信上,婉娘先细细问了家中各人安好,尤其是嫂子的近况,字里行间满是关切。接着,她才提及自己在府城的进展,语气却透着一丝不易察觉的疲惫与困扰:“……新色染制渐入佳境,‘雨过天青’与‘润石青灰’已能稳定量产,书院夏服正在加紧赶制,郑师傅等皆言进度顺利。唯女儿所研‘蜡缬’一道,于批量制作时遇瓶颈。单幅小样时,冰裂纹疏密可控,颇有天然意趣;然一旦扩大至成匹布料,以现有之法绘蜡、浸染、脱蜡,极易出现蜡层厚薄不均、冰裂纹杂乱无章,甚至蜡液渗染、图案模糊之弊。反复试验近二十次,成品率十不存三,损耗甚巨。女儿与王师傅苦思改良,尝试调整蜡液配方、改变绘蜡工具手法、乃至控制染缸温度与脱蜡水流,效果仍不尽如人意。此事关乎后续‘四季’系列中计划以蜡染为主的秋冬季新品,亦关乎与书院合作中应诺的精细纹样,女儿心焦,恐负周老板厚望与家中期待……”
信末,她又强打起精神,嘱咐大哥不必过于担心,家中嫂子要紧,她自会与师傅们继续钻研。

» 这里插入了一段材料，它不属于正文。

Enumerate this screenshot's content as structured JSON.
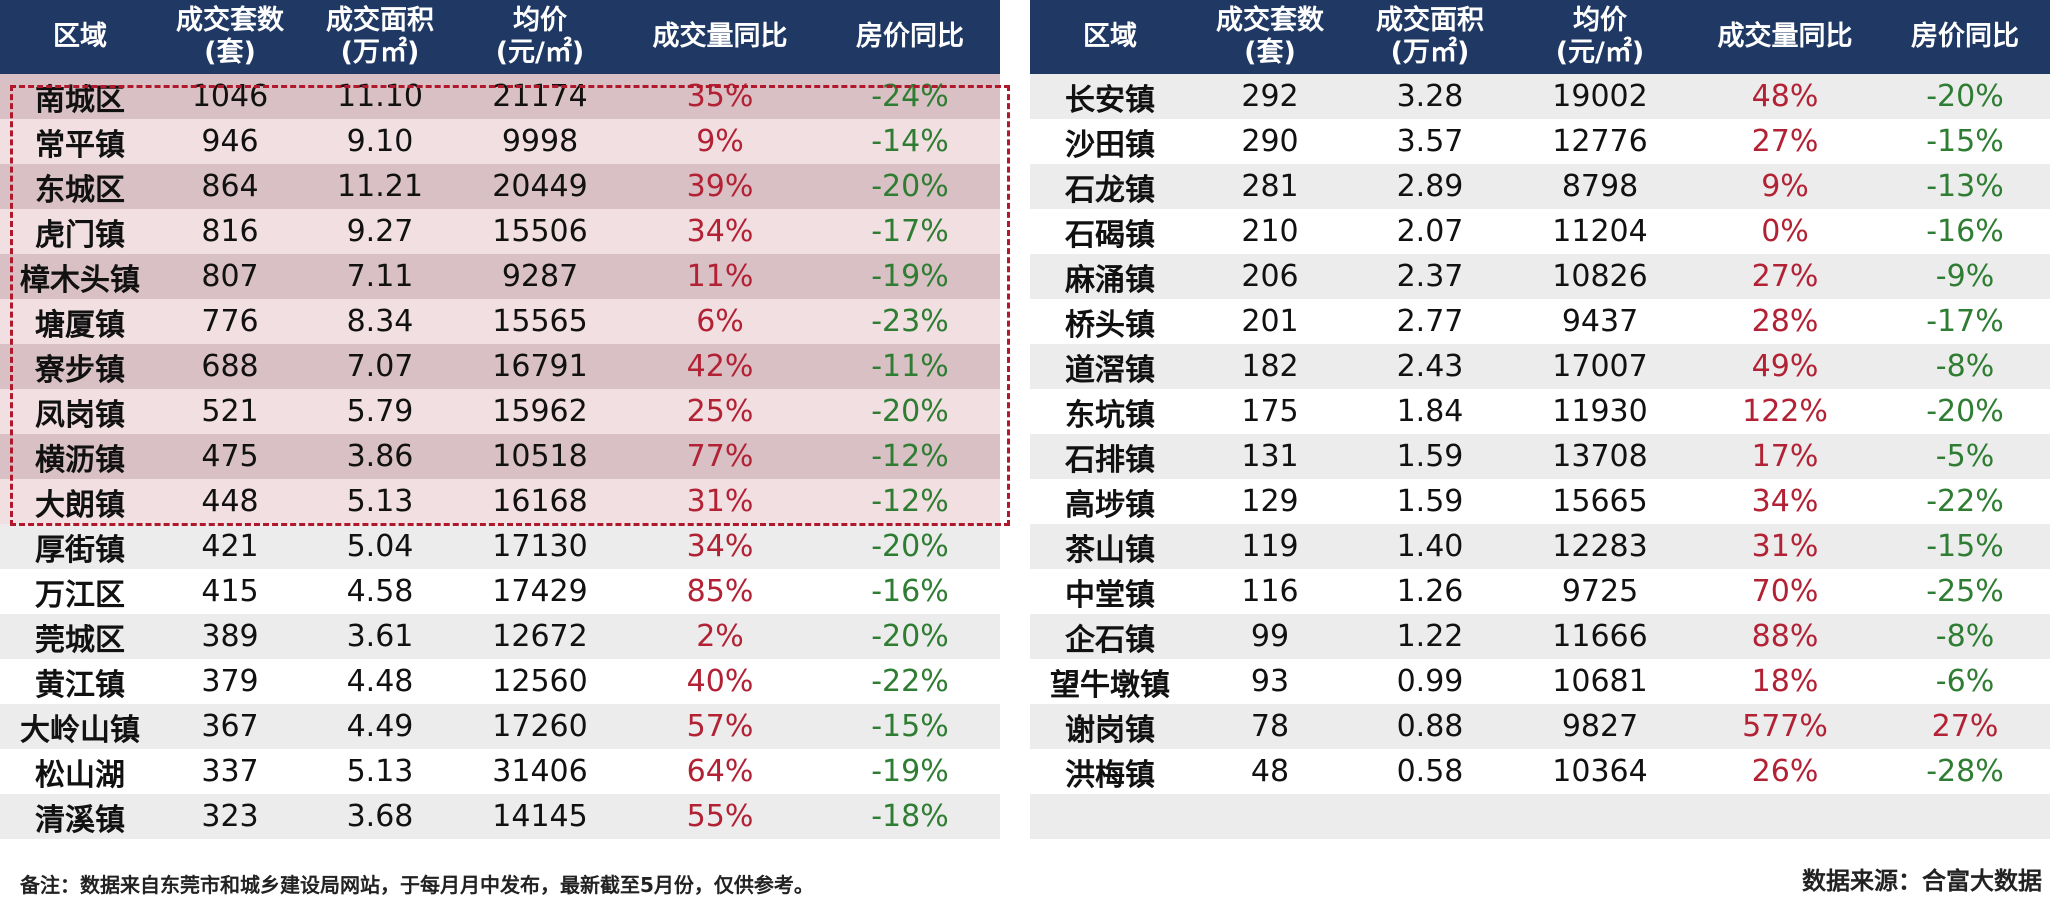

林大山捧着信,虽不完全明白那些“冰裂纹”、“蜡液配方”的具体难处,但“心焦”、“损耗甚巨”、“成品率十不存三”这些字眼,却像针一样扎在他心上。他仿佛能看到妹妹在染坊里,对着一匹匹染坏的布料眉头紧锁、彻夜难眠的样子。那个从小就有股不服输劲头的妹妹,定是遇到了极大的难关。
他将信的内容告诉了家人。王氏一听就急了:“这可怎么好!婉娘从小要强,这不成不是逼她吗?会不会累坏了身子?” 芝兰也担忧道:“妹妹一个人在外,遇到难题连个商量宽慰的人都没有……”
林老根沉默地抽完一袋烟,磕了磕烟锅:“大山,你在家也半月了,芝兰如今胎相稳了,家里有我和你娘。婉娘那边……怕是真遇到坎了。她信里没说,但周老板专门捎东西来,只怕也是知道情况,想让你回去。你是她大哥,得去。”
林大山重重地点头,他早就坐不住了。芝兰虽万分不舍,但也深明大义,拉着他的手柔声道:“你去吧,家里放心。告诉妹妹,别太逼自己,慢慢来,咱们家现在不指着她拼命换钱,身子最要紧。也……也替我谢谢周老板的关照。”
于是,林大山将家中一切仔细交代给林大河,又陪着芝兰说了半宿的话,第二天天没亮,便再次踏上了去府城的路。这一次,他心中除了对妻儿的牵挂,更多了一份对妹妹处境的焦灼。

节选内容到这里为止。